Um homem de 31 anos de idade foi agredido com uma faca e um machado na cabeça e no tronco até à morte no passado dia 4 de Outubro, em Aguiar de Sousa (Paredes). Depois, a vítima foi amarrada e atirada de uma ponte ao rio Sousa, tendo o cadáver sido encontrado alguns dias depois. A Polícia Judiciária concluiu a investigação e deteve como suspeitos a ex-companheira da vítima, o pai e o actual companheiro dela. Trata-se de uma empregada fabril de 27 anos de idade, de um montador de isolamentos de 53 anos e de um engenheiro mecânico de 38.

A detenção ocorreu na madrugada desta sexta-feira, 30 de Outubro, após uma investigação desenvolvida pela Directoria do Norte da Polícia Judiciária.
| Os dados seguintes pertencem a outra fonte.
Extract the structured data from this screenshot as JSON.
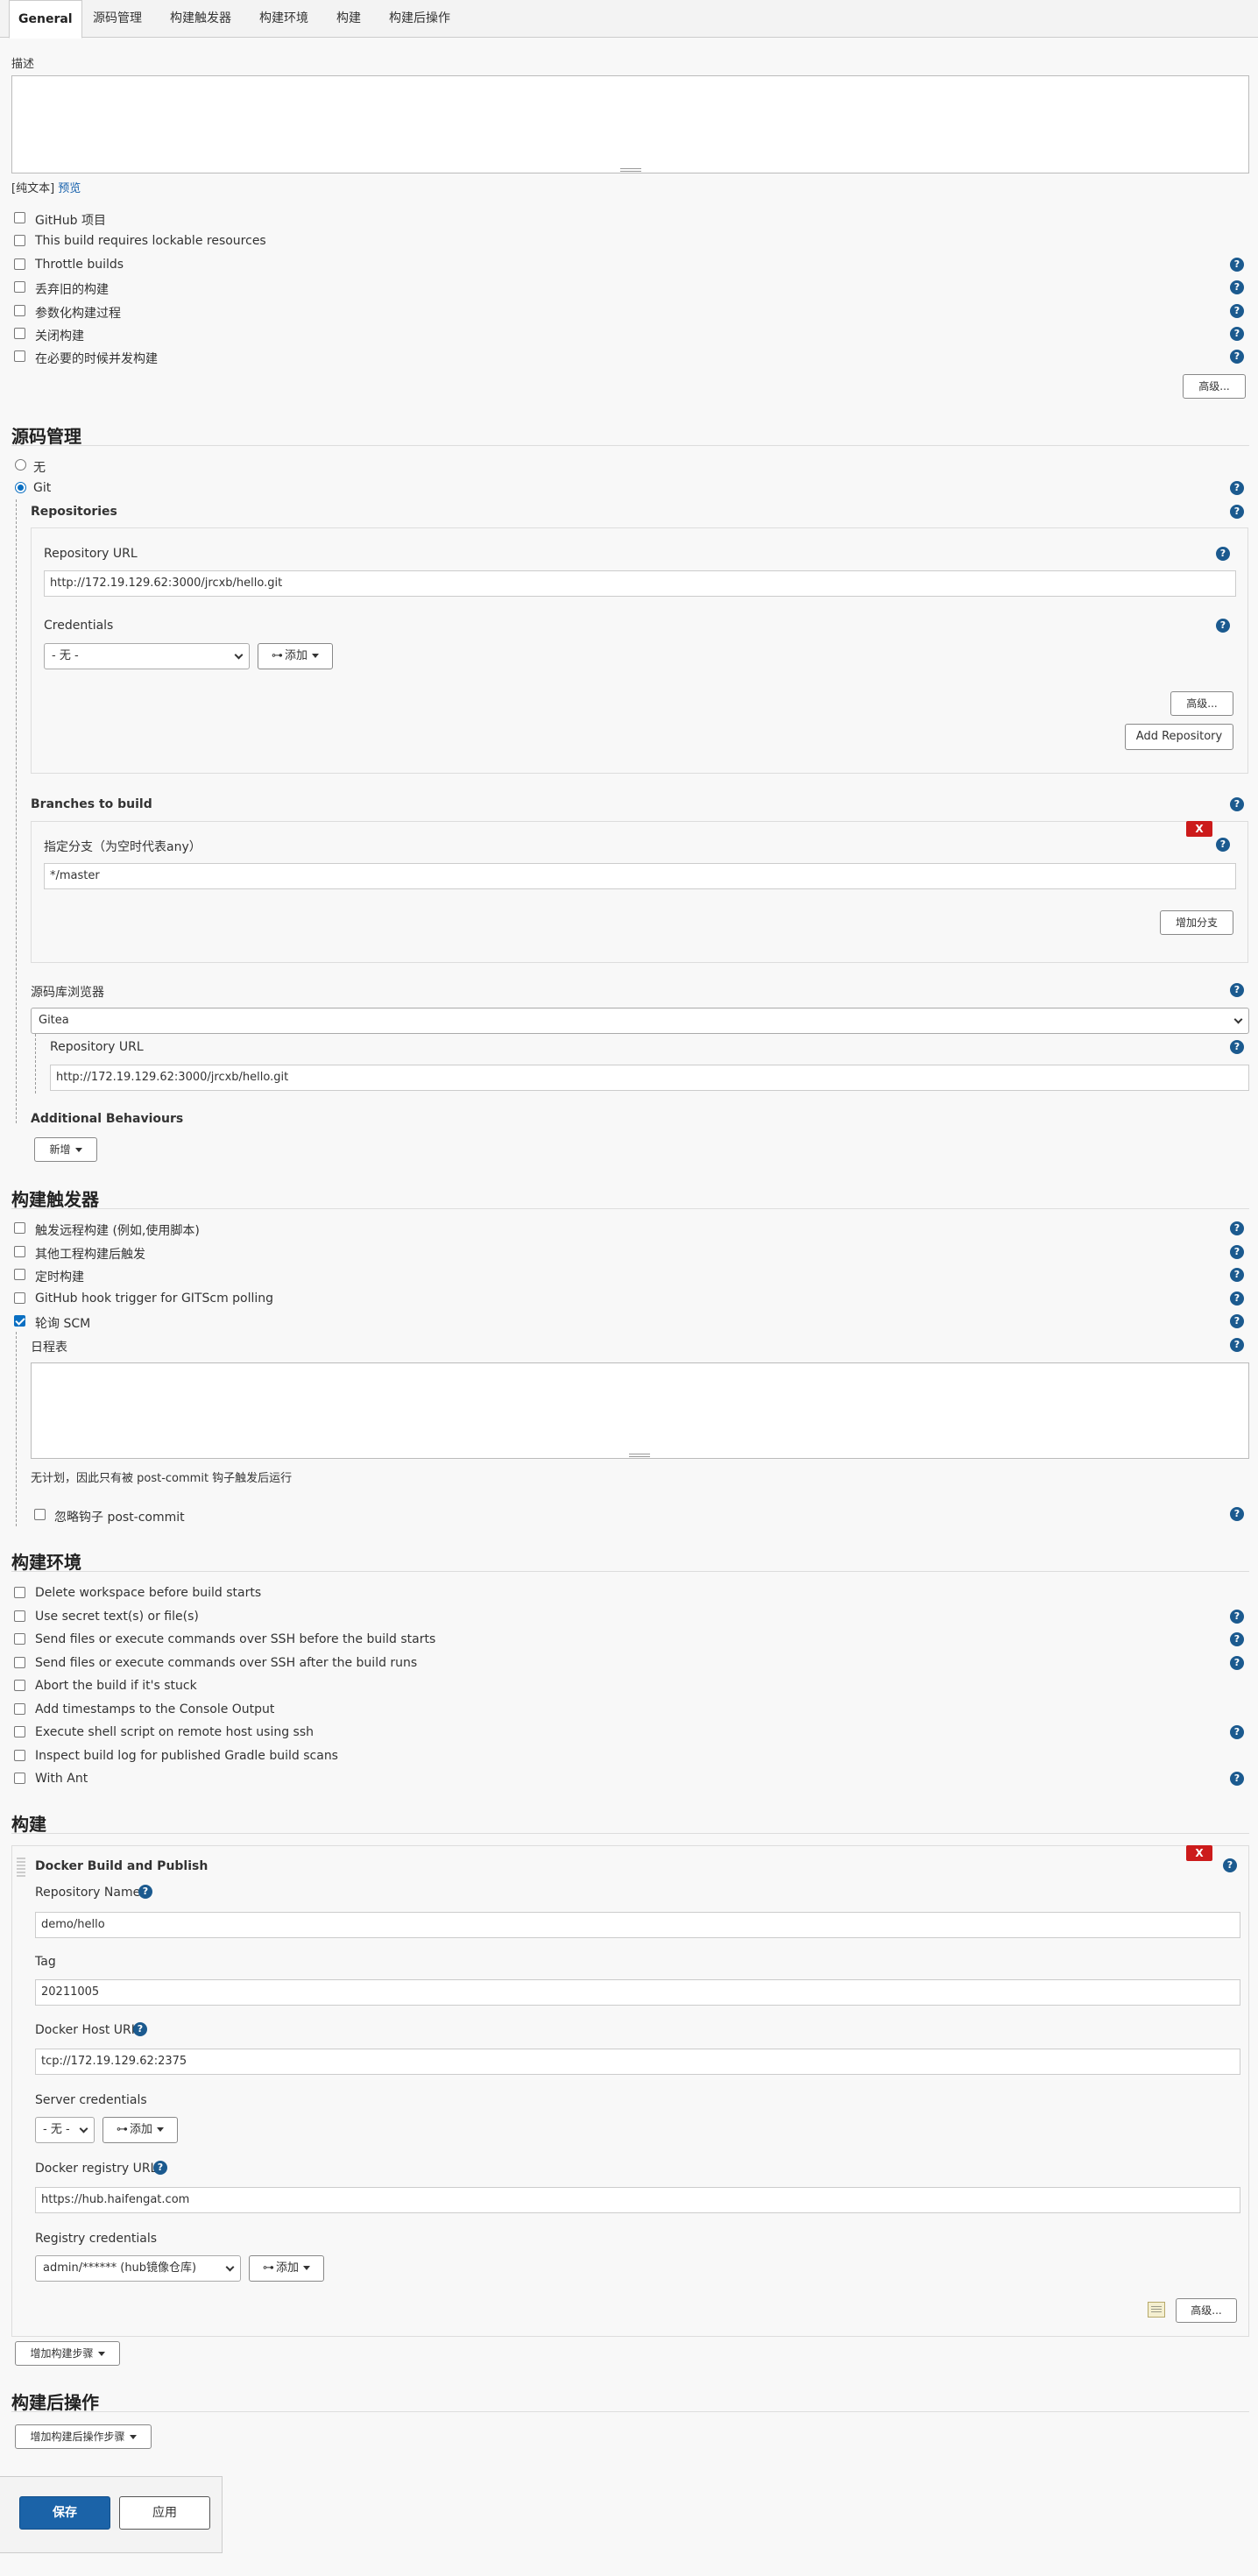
{
  "tabs": [
    {
      "label": "General",
      "active": true
    },
    {
      "label": "源码管理"
    },
    {
      "label": "构建触发器"
    },
    {
      "label": "构建环境"
    },
    {
      "label": "构建"
    },
    {
      "label": "构建后操作"
    }
  ],
  "general": {
    "description_label": "描述",
    "plain_text": "[纯文本]",
    "preview": "预览",
    "options": [
      {
        "label": "GitHub 项目",
        "checked": false
      },
      {
        "label": "This build requires lockable resources",
        "checked": false
      },
      {
        "label": "Throttle builds",
        "checked": false
      },
      {
        "label": "丢弃旧的构建",
        "checked": false
      },
      {
        "label": "参数化构建过程",
        "checked": false
      },
      {
        "label": "关闭构建",
        "checked": false
      },
      {
        "label": "在必要的时候并发构建",
        "checked": false
      }
    ],
    "advanced_button": "高级..."
  },
  "scm": {
    "title": "源码管理",
    "none_label": "无",
    "git_label": "Git",
    "repositories_label": "Repositories",
    "repo_url_label": "Repository URL",
    "repo_url_value": "http://172.19.129.62:3000/jrcxb/hello.git",
    "credentials_label": "Credentials",
    "credentials_value": "- 无 -",
    "add_label": "添加",
    "advanced_button": "高级...",
    "add_repository_button": "Add Repository",
    "branches_label": "Branches to build",
    "x_label": "X",
    "branch_spec_label": "指定分支（为空时代表any）",
    "branch_spec_value": "*/master",
    "add_branch_button": "增加分支",
    "browser_label": "源码库浏览器",
    "browser_value": "Gitea",
    "browser_repo_url_label": "Repository URL",
    "browser_repo_url_value": "http://172.19.129.62:3000/jrcxb/hello.git",
    "additional_behaviours_label": "Additional Behaviours",
    "new_button": "新增"
  },
  "triggers": {
    "title": "构建触发器",
    "options": [
      {
        "label": "触发远程构建 (例如,使用脚本)",
        "checked": false
      },
      {
        "label": "其他工程构建后触发",
        "checked": false
      },
      {
        "label": "定时构建",
        "checked": false
      },
      {
        "label": "GitHub hook trigger for GITScm polling",
        "checked": false
      },
      {
        "label": "轮询 SCM",
        "checked": true
      }
    ],
    "schedule_label": "日程表",
    "schedule_note": "无计划，因此只有被 post-commit 钩子触发后运行",
    "ignore_hook_label": "忽略钩子 post-commit"
  },
  "environment": {
    "title": "构建环境",
    "options": [
      {
        "label": "Delete workspace before build starts",
        "checked": false
      },
      {
        "label": "Use secret text(s) or file(s)",
        "checked": false
      },
      {
        "label": "Send files or execute commands over SSH before the build starts",
        "checked": false
      },
      {
        "label": "Send files or execute commands over SSH after the build runs",
        "checked": false
      },
      {
        "label": "Abort the build if it's stuck",
        "checked": false
      },
      {
        "label": "Add timestamps to the Console Output",
        "checked": false
      },
      {
        "label": "Execute shell script on remote host using ssh",
        "checked": false
      },
      {
        "label": "Inspect build log for published Gradle build scans",
        "checked": false
      },
      {
        "label": "With Ant",
        "checked": false
      }
    ]
  },
  "build": {
    "title": "构建",
    "step_title": "Docker Build and Publish",
    "x_label": "X",
    "repo_name_label": "Repository Name",
    "repo_name_value": "demo/hello",
    "tag_label": "Tag",
    "tag_value": "20211005",
    "docker_host_label": "Docker Host URI",
    "docker_host_value": "tcp://172.19.129.62:2375",
    "server_credentials_label": "Server credentials",
    "server_credentials_value": "- 无 -",
    "add_label": "添加",
    "registry_url_label": "Docker registry URL",
    "registry_url_value": "https://hub.haifengat.com",
    "registry_credentials_label": "Registry credentials",
    "registry_credentials_value": "admin/****** (hub镜像仓库)",
    "advanced_button": "高级...",
    "add_step_button": "增加构建步骤"
  },
  "post_build": {
    "title": "构建后操作",
    "add_step_button": "增加构建后操作步骤"
  },
  "footer": {
    "save_button": "保存",
    "apply_button": "应用"
  },
  "colors": {
    "primary": "#1b63a8",
    "help_icon": "#1b5a8f",
    "delete": "#cc1b1b",
    "link": "#1761ac"
  }
}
Num comunicado enviado à imprensa, a polícia criminal refere que os suspeitos estão fortemente indiciados pela prática, em co-autoria, dos crimes de homicídio qualificado e de ocultação de cadáver. O caso foi despoletado depois de o corpo com múltiplas lesões ter sido encontrado por uma popular no rio Sousa.

Segundo a Polícia Judiciária, o caso remonta à madrugada do passado dia 4 de Outubro, quando o homem se deslocou à residência da sua ex-companheira com a intenção de conversar com ela. No entanto, na habitação encontravam-se o pai da jovem e o seu actual companheiro, o que desencadeou um cenário de discussão. Os indícios recolhidos pelos peritos e investigadores levaram a crer que a vítima terá sido agredida por aqueles três suspeitos “com uma faca e um machado na cabeça e no tronco” provocando-lhe ferimentos que lhe causaram a morte.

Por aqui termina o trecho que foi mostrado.